Investors have sharply raised their expectations that the Federal Reserve will on Wednesday deliver the biggest single interest rate hike in 28 years amid red-hot inflation and a turbulent selloff across world markets.
But the expectation landscape for the scale of the Fed’s rate move has dramatically shifted, spurred by a violent selloff in risk assets and a sharp rise in bond yields following last week’s consumer price inflation data that showed inflationary pressures accelerating.
Investor bets as reflected in the Fed Watch tool are now showing zero probability for a 50 basis point hike and a whopping 95.6 percent probability of a 75 basis point increase when Fed Chair Jerome Powell announces the central bank’s rate decision later on Wednesday.

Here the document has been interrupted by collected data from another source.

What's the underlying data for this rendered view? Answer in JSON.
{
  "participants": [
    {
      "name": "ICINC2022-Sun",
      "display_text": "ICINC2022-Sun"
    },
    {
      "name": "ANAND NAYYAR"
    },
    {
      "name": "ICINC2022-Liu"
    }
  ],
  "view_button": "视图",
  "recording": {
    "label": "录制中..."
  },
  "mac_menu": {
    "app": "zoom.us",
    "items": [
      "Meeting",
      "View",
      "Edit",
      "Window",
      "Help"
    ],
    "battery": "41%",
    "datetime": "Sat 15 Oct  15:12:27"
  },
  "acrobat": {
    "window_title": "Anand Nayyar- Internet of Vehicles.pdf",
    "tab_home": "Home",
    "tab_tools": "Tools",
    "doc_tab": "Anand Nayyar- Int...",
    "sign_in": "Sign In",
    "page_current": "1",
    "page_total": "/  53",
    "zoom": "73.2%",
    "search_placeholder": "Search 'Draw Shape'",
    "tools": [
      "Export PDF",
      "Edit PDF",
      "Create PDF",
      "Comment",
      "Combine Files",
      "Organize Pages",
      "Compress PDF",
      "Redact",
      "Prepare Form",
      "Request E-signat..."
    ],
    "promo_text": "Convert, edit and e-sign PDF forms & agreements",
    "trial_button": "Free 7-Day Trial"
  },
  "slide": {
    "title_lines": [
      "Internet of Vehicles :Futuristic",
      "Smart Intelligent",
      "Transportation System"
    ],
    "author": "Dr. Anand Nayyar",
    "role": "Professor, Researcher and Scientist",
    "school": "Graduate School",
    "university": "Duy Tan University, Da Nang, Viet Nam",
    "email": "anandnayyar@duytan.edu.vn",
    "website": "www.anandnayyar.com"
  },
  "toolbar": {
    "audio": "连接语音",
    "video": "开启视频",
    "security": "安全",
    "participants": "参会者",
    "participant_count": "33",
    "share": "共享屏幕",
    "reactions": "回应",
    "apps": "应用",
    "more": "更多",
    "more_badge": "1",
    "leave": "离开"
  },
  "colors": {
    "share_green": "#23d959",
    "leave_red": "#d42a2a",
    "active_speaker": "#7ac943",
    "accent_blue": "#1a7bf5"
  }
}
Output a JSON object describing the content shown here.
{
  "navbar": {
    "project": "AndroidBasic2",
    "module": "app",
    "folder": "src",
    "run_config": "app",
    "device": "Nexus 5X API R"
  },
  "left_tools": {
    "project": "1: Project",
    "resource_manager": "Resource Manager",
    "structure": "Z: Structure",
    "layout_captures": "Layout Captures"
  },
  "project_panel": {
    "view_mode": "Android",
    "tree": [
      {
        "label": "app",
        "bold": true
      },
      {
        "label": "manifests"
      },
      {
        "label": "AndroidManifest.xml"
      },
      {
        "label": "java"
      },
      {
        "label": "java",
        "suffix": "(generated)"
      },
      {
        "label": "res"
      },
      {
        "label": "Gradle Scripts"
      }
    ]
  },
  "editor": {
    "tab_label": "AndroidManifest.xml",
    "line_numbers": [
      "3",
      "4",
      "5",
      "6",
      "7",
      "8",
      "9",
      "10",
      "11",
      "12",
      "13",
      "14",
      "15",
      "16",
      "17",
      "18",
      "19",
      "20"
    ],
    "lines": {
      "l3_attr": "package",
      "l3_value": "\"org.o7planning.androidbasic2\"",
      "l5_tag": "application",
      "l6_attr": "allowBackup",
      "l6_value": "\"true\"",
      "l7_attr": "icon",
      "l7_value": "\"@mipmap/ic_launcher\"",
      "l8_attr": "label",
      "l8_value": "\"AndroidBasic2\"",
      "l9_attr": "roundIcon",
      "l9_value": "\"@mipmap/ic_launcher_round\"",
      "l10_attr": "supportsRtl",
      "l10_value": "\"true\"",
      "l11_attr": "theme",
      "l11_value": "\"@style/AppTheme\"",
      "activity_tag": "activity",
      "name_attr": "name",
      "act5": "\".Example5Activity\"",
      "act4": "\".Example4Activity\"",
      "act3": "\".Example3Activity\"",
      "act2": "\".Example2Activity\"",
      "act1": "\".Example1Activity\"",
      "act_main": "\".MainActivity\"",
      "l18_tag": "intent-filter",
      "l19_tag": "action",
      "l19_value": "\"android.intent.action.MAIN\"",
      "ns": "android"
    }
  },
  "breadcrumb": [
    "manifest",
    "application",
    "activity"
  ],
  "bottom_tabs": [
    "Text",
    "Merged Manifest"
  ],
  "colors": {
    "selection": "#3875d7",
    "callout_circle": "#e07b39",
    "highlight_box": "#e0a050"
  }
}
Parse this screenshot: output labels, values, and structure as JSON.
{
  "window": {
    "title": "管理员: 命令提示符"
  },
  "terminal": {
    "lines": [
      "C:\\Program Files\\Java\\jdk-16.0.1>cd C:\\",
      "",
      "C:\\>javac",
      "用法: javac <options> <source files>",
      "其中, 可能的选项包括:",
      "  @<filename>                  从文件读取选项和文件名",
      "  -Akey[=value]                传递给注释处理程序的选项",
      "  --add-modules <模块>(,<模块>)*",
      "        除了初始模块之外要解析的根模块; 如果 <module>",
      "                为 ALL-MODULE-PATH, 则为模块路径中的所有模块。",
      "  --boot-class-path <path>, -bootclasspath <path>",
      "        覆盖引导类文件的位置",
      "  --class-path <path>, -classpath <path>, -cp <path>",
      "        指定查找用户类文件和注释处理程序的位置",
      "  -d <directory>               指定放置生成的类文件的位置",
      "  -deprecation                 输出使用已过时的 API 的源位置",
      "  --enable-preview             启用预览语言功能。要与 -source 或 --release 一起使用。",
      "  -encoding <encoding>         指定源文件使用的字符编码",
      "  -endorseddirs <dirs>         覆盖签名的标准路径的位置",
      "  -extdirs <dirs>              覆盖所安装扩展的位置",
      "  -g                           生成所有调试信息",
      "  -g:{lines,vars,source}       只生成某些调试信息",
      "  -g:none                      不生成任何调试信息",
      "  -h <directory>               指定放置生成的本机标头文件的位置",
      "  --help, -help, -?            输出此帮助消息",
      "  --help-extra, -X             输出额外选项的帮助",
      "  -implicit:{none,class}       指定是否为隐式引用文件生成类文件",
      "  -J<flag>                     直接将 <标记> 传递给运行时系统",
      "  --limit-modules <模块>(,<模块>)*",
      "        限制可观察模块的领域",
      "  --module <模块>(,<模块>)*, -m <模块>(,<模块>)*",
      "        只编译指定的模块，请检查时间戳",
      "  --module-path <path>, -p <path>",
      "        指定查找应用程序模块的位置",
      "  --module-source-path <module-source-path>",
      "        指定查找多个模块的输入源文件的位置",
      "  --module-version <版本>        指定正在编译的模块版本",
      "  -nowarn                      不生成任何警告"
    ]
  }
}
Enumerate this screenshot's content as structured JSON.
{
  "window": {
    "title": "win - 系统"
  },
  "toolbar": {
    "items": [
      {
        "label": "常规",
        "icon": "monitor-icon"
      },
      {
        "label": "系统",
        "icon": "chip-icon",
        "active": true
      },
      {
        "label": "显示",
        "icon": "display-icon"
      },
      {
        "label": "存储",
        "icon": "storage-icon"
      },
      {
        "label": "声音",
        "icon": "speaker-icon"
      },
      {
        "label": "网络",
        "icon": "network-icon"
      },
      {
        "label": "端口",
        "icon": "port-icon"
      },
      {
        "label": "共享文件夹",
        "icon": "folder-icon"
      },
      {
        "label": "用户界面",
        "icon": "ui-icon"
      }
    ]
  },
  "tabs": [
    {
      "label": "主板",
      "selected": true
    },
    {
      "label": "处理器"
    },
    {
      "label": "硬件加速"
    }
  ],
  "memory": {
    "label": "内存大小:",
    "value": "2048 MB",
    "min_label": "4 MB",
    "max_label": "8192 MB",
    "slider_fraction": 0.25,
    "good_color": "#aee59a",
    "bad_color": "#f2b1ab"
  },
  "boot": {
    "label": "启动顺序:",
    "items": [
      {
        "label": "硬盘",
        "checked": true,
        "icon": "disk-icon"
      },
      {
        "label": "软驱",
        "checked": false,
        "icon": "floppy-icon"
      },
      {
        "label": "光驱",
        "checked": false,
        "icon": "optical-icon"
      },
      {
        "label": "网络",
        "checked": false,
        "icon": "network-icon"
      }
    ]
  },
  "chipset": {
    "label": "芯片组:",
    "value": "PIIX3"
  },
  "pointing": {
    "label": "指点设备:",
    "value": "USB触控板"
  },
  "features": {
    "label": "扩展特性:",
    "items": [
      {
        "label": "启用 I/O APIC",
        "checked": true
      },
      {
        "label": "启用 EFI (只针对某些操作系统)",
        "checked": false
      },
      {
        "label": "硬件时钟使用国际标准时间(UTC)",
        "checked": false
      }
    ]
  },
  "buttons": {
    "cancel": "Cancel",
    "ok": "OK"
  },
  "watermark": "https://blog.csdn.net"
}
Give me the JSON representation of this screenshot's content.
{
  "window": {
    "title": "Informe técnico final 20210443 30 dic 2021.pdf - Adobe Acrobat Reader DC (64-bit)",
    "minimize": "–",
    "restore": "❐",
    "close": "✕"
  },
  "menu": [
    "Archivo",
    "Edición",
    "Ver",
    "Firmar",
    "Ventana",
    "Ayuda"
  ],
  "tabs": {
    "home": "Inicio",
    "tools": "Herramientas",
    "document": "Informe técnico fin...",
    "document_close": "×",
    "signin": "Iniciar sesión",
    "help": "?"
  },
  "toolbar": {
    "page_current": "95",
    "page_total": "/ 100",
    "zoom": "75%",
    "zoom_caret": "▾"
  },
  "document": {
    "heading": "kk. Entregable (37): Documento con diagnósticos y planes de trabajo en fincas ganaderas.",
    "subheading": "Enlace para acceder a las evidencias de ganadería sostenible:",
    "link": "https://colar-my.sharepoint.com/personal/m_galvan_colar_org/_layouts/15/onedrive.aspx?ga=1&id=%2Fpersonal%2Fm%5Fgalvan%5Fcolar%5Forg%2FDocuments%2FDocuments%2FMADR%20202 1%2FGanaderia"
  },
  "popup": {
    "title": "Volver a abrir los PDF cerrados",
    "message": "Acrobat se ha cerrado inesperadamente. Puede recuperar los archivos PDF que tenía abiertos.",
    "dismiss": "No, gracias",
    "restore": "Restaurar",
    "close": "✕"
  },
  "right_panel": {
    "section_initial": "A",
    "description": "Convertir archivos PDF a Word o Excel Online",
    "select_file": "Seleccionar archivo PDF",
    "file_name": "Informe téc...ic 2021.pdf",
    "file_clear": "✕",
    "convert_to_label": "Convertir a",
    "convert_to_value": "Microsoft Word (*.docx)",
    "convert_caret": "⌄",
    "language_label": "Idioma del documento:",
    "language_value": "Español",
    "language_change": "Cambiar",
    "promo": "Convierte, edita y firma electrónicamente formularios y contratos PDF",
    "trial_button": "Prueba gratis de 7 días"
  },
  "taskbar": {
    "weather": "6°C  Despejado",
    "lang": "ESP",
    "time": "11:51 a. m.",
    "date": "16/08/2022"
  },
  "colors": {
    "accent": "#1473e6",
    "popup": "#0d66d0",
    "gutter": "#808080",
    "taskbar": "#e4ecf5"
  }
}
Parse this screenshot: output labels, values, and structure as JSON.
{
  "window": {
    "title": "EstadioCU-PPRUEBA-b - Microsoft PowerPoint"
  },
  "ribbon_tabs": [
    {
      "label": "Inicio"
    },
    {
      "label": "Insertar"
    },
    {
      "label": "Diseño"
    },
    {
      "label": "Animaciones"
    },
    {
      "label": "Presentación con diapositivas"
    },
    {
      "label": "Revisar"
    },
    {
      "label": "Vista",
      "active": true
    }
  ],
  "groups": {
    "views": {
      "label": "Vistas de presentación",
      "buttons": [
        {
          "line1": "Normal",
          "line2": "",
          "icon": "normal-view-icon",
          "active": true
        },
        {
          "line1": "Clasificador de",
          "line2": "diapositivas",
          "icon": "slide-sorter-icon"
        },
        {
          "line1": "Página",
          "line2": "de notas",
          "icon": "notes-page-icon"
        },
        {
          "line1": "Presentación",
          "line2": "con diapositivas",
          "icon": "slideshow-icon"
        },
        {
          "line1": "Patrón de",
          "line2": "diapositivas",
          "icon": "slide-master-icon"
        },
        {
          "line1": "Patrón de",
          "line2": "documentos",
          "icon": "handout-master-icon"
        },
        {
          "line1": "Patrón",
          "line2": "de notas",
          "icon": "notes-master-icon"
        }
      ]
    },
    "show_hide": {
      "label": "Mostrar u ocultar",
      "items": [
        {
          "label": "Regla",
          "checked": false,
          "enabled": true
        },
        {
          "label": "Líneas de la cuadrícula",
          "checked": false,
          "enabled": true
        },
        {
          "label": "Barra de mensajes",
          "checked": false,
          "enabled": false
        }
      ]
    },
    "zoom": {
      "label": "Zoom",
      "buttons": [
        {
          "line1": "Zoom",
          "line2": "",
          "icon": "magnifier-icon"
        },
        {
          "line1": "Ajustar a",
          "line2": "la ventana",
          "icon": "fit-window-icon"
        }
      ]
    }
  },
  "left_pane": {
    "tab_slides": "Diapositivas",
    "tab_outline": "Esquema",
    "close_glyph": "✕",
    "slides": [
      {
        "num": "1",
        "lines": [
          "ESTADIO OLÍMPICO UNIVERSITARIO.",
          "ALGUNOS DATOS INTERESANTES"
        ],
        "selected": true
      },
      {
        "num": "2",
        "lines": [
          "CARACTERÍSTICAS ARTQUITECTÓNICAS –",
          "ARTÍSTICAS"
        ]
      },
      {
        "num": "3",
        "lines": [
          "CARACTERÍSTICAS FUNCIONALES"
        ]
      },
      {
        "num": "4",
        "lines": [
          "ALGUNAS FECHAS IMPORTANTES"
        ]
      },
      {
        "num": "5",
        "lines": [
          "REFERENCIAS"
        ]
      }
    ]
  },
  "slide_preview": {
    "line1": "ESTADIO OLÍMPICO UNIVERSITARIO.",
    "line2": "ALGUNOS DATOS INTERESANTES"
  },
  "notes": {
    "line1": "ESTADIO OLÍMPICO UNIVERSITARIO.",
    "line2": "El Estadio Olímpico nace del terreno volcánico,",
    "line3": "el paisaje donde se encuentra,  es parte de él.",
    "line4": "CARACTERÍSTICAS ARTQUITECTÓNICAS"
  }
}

A rate hike of 0.75 percentage points would be the biggest increase since 1994 and would put the target rate at between 1.50 percent and 1.75 percent.
What’s more, a growing number of investors expect an even sharper, 100 basis point increase on Wednesday, with futures contracts ascribing a 4.4 percent probability for a full percentage point hike, as of the time of reporting.
The benchmark S&P 500 on Monday fell into a bear market—defined as a drop of over 20 percent from a recent high—and on Wednesday morning remained down around 22 percent from an all-time high reached in January.
In the Treasuries market on Tuesday, U.S. two-year yields, which are highly sensitive to rate expectations, soared to 3.439 percent, the highest in 15 years. Also on Tuesday, the yield curve between two-year and 10-year notes briefly inverted, which is widely viewed by investors as a red flag suggesting an incoming recession.
Analysts at ING predict that Treasury rates will climb further, though they say that “discounting a recession is still premature.”
“Better for now to discount an uppity economy, with too much inflation and a labour market that is still far too tight,” they said, adding that “it still does not feel like market rates have yet peaked” for U.S. Treasurys.
“We therefore suspect that more pain is yet in store for U.S. asset markets, with Treasury yields rising further and the stock market remaining under pressure,” he wrote.